Colliander is a collaborator with Markus Keel, Gigliola Staffilani, Hideo Takaoka, and Terence Tao, forming a group known as the "I-team". The name of this group has been said to come from a mollification operator used in the team's method of almost conserved quantities, or as an abbreviation for "interaction", referring both to the teamwork of the group and to the interactions of light waves with each other. The group's work was featured in the 2006 Fields Medal citations for group member Tao.

==Organization creation==

Colliander is co-founder of the education technology company called Crowdmark.

Colliander, with colleagues from PIMS, created Syzygy, a project that provides interactive computing for students and teachers at universities across Canada. Syzygy operates on infrastructure provided by Compute Canada.
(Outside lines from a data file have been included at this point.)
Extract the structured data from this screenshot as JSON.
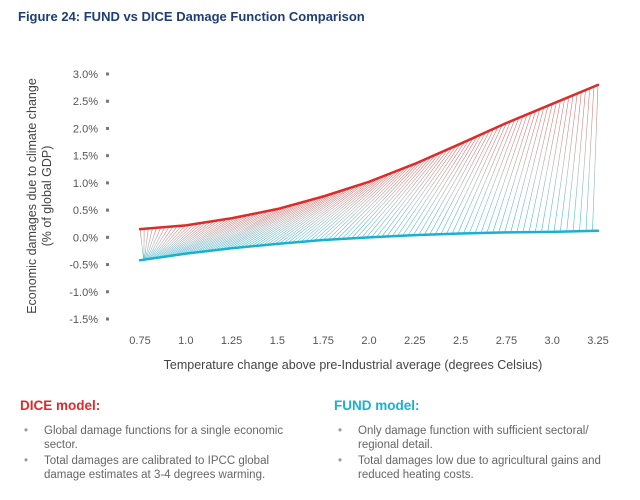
{
  "figure_title": "Figure 24: FUND vs DICE Damage Function Comparison",
  "chart_data": {
    "type": "line",
    "title": "Figure 24: FUND vs DICE Damage Function Comparison",
    "xlabel": "Temperature change above pre-Industrial average (degrees Celsius)",
    "ylabel": "Economic damages due to climate change (% of global GDP)",
    "x_ticks": [
      "0.75",
      "1.0",
      "1.25",
      "1.5",
      "1.75",
      "2.0",
      "2.25",
      "2.5",
      "2.75",
      "3.0",
      "3.25"
    ],
    "y_ticks": [
      "3.0%",
      "2.5%",
      "2.0%",
      "1.5%",
      "1.0%",
      "0.5%",
      "0.0%",
      "-0.5%",
      "-1.0%",
      "-1.5%"
    ],
    "xlim": [
      0.6,
      3.35
    ],
    "ylim": [
      -1.5,
      3.0
    ],
    "grid": false,
    "series": [
      {
        "name": "DICE model",
        "color": "#e02a2a",
        "x": [
          0.75,
          1.0,
          1.25,
          1.5,
          1.75,
          2.0,
          2.25,
          2.5,
          2.75,
          3.0,
          3.25
        ],
        "values": [
          0.15,
          0.22,
          0.35,
          0.52,
          0.75,
          1.02,
          1.35,
          1.72,
          2.1,
          2.45,
          2.8
        ]
      },
      {
        "name": "FUND model",
        "color": "#1ab0cf",
        "x": [
          0.75,
          1.0,
          1.25,
          1.5,
          1.75,
          2.0,
          2.25,
          2.5,
          2.75,
          3.0,
          3.25
        ],
        "values": [
          -0.42,
          -0.3,
          -0.2,
          -0.12,
          -0.05,
          0.0,
          0.04,
          0.07,
          0.09,
          0.1,
          0.12
        ]
      }
    ]
  },
  "legend": {
    "dice": {
      "heading": "DICE model:",
      "bullets": [
        "Global damage functions for a single economic sector.",
        "Total damages are calibrated to IPCC global damage estimates at 3-4 degrees warming."
      ]
    },
    "fund": {
      "heading": "FUND model:",
      "bullets": [
        "Only damage function with sufficient sectoral/ regional detail.",
        "Total damages low due to agricultural gains and reduced heating costs."
      ]
    }
  }
}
Colliander, with colleagues from PIMS and Cybera, created Callysto, a project designed to improve computational thinking for students and teachers in grades 5-12.
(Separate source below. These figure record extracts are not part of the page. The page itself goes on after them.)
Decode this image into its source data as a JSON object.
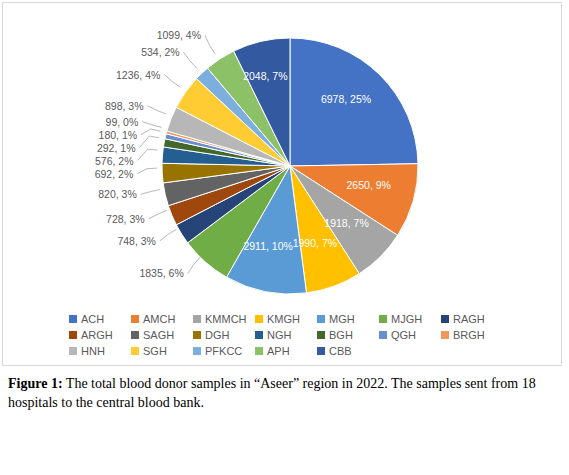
{
  "chart_data": {
    "type": "pie",
    "categories": [
      "ACH",
      "AMCH",
      "KMMCH",
      "KMGH",
      "MGH",
      "MJGH",
      "RAGH",
      "ARGH",
      "SAGH",
      "DGH",
      "NGH",
      "BGH",
      "QGH",
      "BRGH",
      "HNH",
      "SGH",
      "PFKCC",
      "APH",
      "CBB"
    ],
    "values": [
      6978,
      2650,
      1918,
      1990,
      2911,
      1835,
      748,
      728,
      820,
      692,
      576,
      292,
      180,
      99,
      898,
      1236,
      534,
      1099,
      2048
    ],
    "value_labels": [
      "6978, 25%",
      "2650, 9%",
      "1918, 7%",
      "1990, 7%",
      "2911, 10%",
      "1835, 6%",
      "748, 3%",
      "728, 3%",
      "820, 3%",
      "692, 2%",
      "576, 2%",
      "292, 1%",
      "180, 1%",
      "99, 0%",
      "898, 3%",
      "1236, 4%",
      "534, 2%",
      "1099, 4%",
      "2048, 7%"
    ],
    "colors": [
      "#4472C4",
      "#ED7D31",
      "#A5A5A5",
      "#FFC000",
      "#5B9BD5",
      "#70AD47",
      "#264478",
      "#9E480E",
      "#636363",
      "#997300",
      "#255E91",
      "#43682B",
      "#698ED0",
      "#F1975A",
      "#B7B7B7",
      "#FFCD33",
      "#7CAFDD",
      "#8CC168",
      "#335AA1"
    ],
    "data_labels": true,
    "legend": "bottom",
    "caption_label": "Figure 1:",
    "caption": "The total blood donor samples in “Aseer” region in 2022. The samples sent from 18 hospitals to the central blood bank."
  }
}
Colliander is co-founder of the International Interactive Computing Collaboration (2i2c).

==Major publications==
- Colliander, J.; Keel, M.; Staffilani, G.; Takaoka, H.; Tao, T. Global well-posedness for Schrödinger equations with derivative. SIAM J. Math. Anal. 33 (2001), no. 3, 649–669.
- Colliander, J.; Keel, M.; Staffilani, G.; Takaoka, H.; Tao, T. A refined global well-posedness result for Schrödinger equations with derivative. SIAM J. Math. Anal. 34 (2002), no. 1, 64–86.
- Colliander, J.; Keel, M.; Staffilani, G.; Takaoka, H.; Tao, T. Almost conservation laws and global rough solutions to a nonlinear Schrödinger equation. Math. Res. Lett. 9 (2002), no. 5-6, 659–682.
- Christ, Michael; Colliander, James; Tao, Terence. Asymptotics, frequency modulation, and low regularity ill-posedness for canonical defocusing equations. Amer. J. Math. 125 (2003), no. 6, 1235–1293.
- Colliander, J.; Keel, M.; Staffilani, G.; Takaoka, H.; Tao, T. Sharp global well-posedness for KdV and modified KdV on $\mathbb{R}$ and $\mathbb{T}$. J. Amer. Math. Soc. 16 (2003), no. 3, 705–749.
- Colliander, J.; Keel, M.; Staffilani, G.; Takaoka, H.; Tao, T. Multilinear estimates for periodic KdV equations, and applications. J. Funct. Anal. 211 (2004), no. 1, 173–218.
- Colliander, J.; Keel, M.; Staffilani, G.; Takaoka, H.; Tao, T. Global existence and scattering for rough solutions of a nonlinear Schrödinger equation on $\mathbb{R}^3$. Comm. Pure Appl. Math. 57 (2004), no. 8, 987–1014.
- Colliander, J. (2008). "Global well-posedness and scattering for the energy-critical nonlinear Schrödinger equation in ℝ^{3}".
- Colliander, J. (2010). "Transfer of energy to high frequencies in the cubic defocusing nonlinear Schrödinger equation".